Typical floor plan showing eight "houses" flanking a central corridor.
Each "house" is then organized into eight "bedroom clusters" arranged along a corridor that leads to a "great room."
Each "bedroom cluster" has eight single-room dorm rooms, bathrooms, kitchen, and a dining area.

With most of the windows given over to the common areas, the so-called "great rooms," the windowless dorm rooms would have what are called "virtual windows." In a November 2nd statement replying to the Independent (at the bottom of the same article), the university asserts the fake windows "will have a fully programmed circadian rhythm control system to substantially reflect the lighting levels and color temperature of natural daylight."

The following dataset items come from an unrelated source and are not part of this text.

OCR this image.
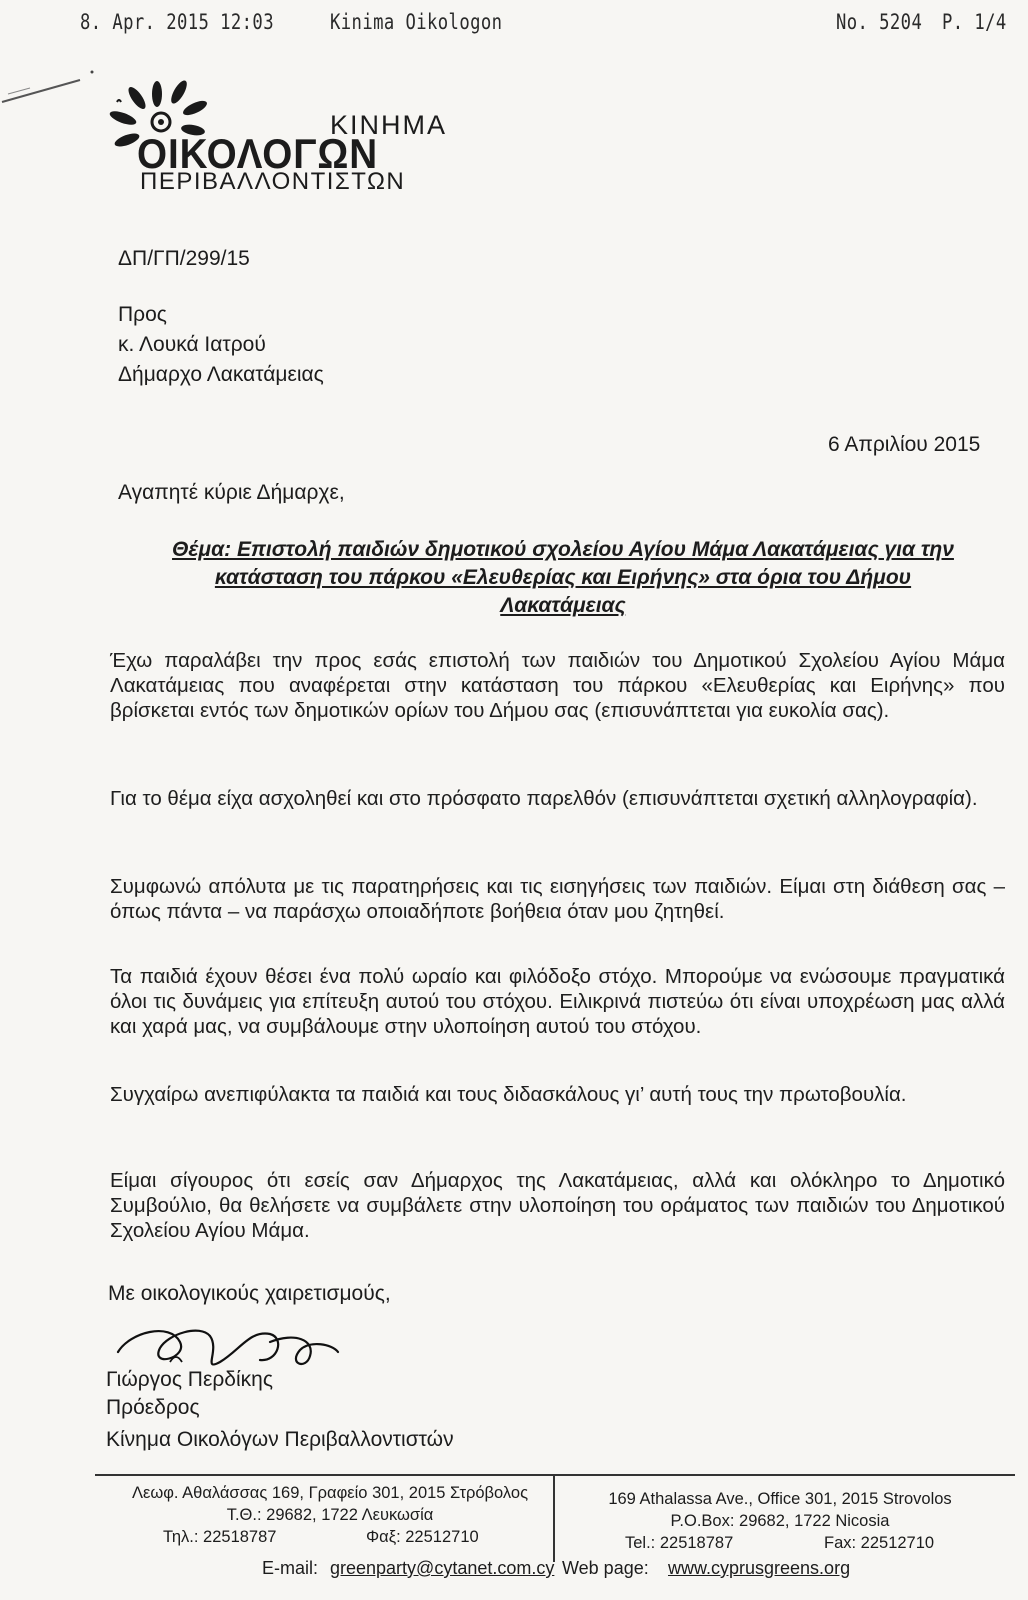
8. Apr. 2015 12:03	Kinima Oikologon	No. 5204 P. 1/4
ΚΙΝΗΜΑ
ΟΙΚΟΛΟΓΩΝ
ΠΕΡΙΒΑΛΛΟΝΤΙΣΤΩΝ
ΔΠ/ΓΠ/299/15
Προς
κ. Λουκά Ιατρού
Δήμαρχο Λακατάμειας
6 Απριλίου 2015
Αγαπητέ κύριε Δήμαρχε,
Θέμα: Επιστολή παιδιών δημοτικού σχολείου Αγίου Μάμα Λακατάμειας για την
κατάσταση του πάρκου «Ελευθερίας και Ειρήνης» στα όρια του Δήμου
Λακατάμειας
Έχω παραλάβει την προς εσάς επιστολή των παιδιών του Δημοτικού Σχολείου Αγίου Μάμα Λακατάμειας που αναφέρεται στην κατάσταση του πάρκου «Ελευθερίας και Ειρήνης» που βρίσκεται εντός των δημοτικών ορίων του Δήμου σας (επισυνάπτεται για ευκολία σας).
Για το θέμα είχα ασχοληθεί και στο πρόσφατο παρελθόν (επισυνάπτεται σχετική αλληλογραφία).
Συμφωνώ απόλυτα με τις παρατηρήσεις και τις εισηγήσεις των παιδιών. Είμαι στη διάθεση σας – όπως πάντα – να παράσχω οποιαδήποτε βοήθεια όταν μου ζητηθεί.
Τα παιδιά έχουν θέσει ένα πολύ ωραίο και φιλόδοξο στόχο. Μπορούμε να ενώσουμε πραγματικά όλοι τις δυνάμεις για επίτευξη αυτού του στόχου. Ειλικρινά πιστεύω ότι είναι υποχρέωση μας αλλά και χαρά μας, να συμβάλουμε στην υλοποίηση αυτού του στόχου.
Συγχαίρω ανεπιφύλακτα τα παιδιά και τους διδασκάλους γι’ αυτή τους την πρωτοβουλία.
Είμαι σίγουρος ότι εσείς σαν Δήμαρχος της Λακατάμειας, αλλά και ολόκληρο το Δημοτικό Συμβούλιο, θα θελήσετε να συμβάλετε στην υλοποίηση του οράματος των παιδιών του Δημοτικού Σχολείου Αγίου Μάμα.
Με οικολογικούς χαιρετισμούς,
Γιώργος Περδίκης
Πρόεδρος
Κίνημα Οικολόγων Περιβαλλοντιστών
Λεωφ. Αθαλάσσας 169, Γραφείο 301, 2015 Στρόβολος
Τ.Θ.: 29682, 1722 Λευκωσία
Τηλ.: 22518787	Φαξ: 22512710
169 Athalassa Ave., Office 301, 2015 Strovolos
P.O.Box: 29682, 1722 Nicosia
Tel.: 22518787	Fax: 22512710
E-mail: greenparty@cytanet.com.cy Web page: www.cyprusgreens.org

The design by Munger, vice chairman of Warren Buffet’s firm Berkshire Hathaway, loads the floors below and above the nine levels of dorms with a gastro pub, fitness centers, a gaming room, reading rooms, demonstration kitchen, and a landscape courtyard, among other common spaces. The small rooms, per the Independent, "would coax residents out of their rooms and into larger common areas, where they could interact and collaborate," so goes Munger's argument for a widespread lack of windows.

Incredulously, this is not the first time a dormitory funded by Munger was built to specifications that included windowless single-person bedrooms. The Munger Graduate Residences at the University of Michigan was built with clusters of seven windowless dorm rooms around living spaces with windows. In a video tour of his dorm room, one student at the dormitory describes the difficulty in getting used to the lack of windows; he bought an alarm clock that simulates the sunrise so he could get out of bed.

Munger is donating $200 million toward a building that would cost UCSB around $1.5 billion. Although the architects responsible for implementing Munger's "vision," Van Tilburg, Banvard, and Soderbergh, told the Independent that fresh air "will be vented into all rooms at twice the rate mandated by existing building codes and will be off-gassed directly to the atmosphere without any transfer to other rooms in the dorm," the legality of bedrooms without views of nature, daylight, and natural ventilation boggles the mind. 

Yet, in this case it is legal. Per an opinion piece in the Los Angeles Times, McFadden explains how the California Building Standards Code "allows building owners to apply for 'Alternate Method of Compliance,' which in this case means using mechanical ventilation and electric lighting as a substitute for windows." This also means that, McFadden further explains, each UC campus "is essentially its own building department. The campus can, with approval from the UC Board of Regents, make its own determination," one that UCSB appears willing to make, given the severe shortage of student housing on its campus.